Allow only vulnerabilities with tags

  1. In the Allow only vulnerabilities with tags text box, you can define one or more tags. Only DAST assets which include the defined tag(s) will be processed by the Plugin.

    SAST config cloud jira plugin 3
    If the input is empty and does not contain any tag(s), all selected DAST assets will be processed.

  2. Click Add Tag/s to save your changes. The success message should appear. If the message does not appear, refer to the Troubleshooting section.

Authorize Jira Groups to View/Interact Vulnerability Content (Retesting, TRC Team Responses, Add note and tag, and Submit Questions)

  1. Select one or multiple Jira User Groups which will be authorized to view retesting status of asset/vulnerability, and TRC team responses.

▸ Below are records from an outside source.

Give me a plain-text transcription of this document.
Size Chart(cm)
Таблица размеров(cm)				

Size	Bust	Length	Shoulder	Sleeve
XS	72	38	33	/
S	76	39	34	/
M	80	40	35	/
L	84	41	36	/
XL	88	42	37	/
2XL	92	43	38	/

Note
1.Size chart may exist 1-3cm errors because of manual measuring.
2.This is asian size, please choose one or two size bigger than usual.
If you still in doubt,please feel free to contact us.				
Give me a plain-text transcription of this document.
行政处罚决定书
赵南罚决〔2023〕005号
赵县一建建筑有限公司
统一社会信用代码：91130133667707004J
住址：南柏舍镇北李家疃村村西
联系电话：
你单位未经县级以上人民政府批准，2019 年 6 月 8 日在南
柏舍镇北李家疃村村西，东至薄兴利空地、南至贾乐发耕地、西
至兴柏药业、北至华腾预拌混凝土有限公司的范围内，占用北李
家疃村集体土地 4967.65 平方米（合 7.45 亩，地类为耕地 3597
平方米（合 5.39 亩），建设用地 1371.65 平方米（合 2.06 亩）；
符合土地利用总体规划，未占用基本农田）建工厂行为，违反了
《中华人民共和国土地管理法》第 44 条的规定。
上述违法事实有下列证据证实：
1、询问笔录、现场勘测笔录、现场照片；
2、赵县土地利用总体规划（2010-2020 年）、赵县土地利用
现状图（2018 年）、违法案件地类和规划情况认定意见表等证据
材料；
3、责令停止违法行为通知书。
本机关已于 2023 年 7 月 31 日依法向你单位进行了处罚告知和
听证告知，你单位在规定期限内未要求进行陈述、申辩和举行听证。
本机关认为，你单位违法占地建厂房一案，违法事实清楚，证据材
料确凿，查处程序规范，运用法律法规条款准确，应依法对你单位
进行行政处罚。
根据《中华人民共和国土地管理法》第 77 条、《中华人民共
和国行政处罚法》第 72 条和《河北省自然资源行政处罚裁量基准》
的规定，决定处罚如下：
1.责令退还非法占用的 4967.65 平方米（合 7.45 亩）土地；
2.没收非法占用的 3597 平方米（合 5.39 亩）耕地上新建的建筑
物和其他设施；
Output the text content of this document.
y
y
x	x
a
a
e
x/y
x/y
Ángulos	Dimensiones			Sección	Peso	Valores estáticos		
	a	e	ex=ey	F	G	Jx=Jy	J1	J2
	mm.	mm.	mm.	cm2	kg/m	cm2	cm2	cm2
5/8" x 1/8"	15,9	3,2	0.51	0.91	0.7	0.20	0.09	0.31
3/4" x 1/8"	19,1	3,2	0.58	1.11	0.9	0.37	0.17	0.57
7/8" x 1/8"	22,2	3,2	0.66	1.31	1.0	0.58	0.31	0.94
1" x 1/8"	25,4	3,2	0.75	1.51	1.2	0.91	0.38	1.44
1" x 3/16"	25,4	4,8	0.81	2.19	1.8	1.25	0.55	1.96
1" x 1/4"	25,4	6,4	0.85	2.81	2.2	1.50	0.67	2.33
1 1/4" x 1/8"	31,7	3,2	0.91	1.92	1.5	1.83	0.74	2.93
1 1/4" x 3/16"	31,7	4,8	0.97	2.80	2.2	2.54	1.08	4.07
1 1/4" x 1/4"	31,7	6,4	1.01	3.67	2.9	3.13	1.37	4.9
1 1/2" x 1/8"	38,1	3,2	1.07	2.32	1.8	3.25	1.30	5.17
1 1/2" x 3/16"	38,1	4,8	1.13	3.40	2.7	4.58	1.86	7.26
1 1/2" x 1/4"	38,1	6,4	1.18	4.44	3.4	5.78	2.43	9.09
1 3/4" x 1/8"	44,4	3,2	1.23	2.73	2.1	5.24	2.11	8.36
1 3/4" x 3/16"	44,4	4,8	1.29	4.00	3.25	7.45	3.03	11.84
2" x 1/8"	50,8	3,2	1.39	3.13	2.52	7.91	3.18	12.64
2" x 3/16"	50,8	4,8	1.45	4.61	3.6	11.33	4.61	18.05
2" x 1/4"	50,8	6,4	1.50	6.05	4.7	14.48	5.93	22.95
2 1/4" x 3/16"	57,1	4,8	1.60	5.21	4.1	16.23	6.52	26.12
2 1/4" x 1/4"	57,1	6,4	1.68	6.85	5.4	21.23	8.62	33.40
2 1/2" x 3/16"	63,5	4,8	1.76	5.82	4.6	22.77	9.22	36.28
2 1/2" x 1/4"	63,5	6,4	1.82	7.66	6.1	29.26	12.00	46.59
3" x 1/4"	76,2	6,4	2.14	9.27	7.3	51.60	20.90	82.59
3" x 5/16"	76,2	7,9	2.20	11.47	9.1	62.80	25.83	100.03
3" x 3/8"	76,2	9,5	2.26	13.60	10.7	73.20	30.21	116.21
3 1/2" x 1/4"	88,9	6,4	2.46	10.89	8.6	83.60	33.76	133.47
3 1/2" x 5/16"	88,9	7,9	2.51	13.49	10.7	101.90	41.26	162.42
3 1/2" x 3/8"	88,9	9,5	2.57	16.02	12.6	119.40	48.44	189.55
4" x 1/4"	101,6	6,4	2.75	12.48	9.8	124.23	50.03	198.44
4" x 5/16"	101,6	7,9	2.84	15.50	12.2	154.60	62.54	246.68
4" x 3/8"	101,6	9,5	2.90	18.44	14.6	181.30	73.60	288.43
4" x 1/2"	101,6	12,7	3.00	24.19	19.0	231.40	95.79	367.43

This group is authorized to Add Notes and Tag/s and Submit questions related to a specific vulnerability opened in Jira Issue view.

    SAST config cloud jira plugin 4

  2. Click Authorize Groups.

Customize Jira Issue

  1. Click Customize Jira Issue.

    SAST config cloud jira plugin 5

  2. Edit the Customize Jira Issue Summary text field.

  3. Edit the Customize Jira Issue Description text field.

  4. When you have completed configuration for DAST (Sites) according to your preferences, click Save Customization.

  5. To restore the default values, click Restore default values.

You must click Save Customization after selecting Restore default values to keep the default values.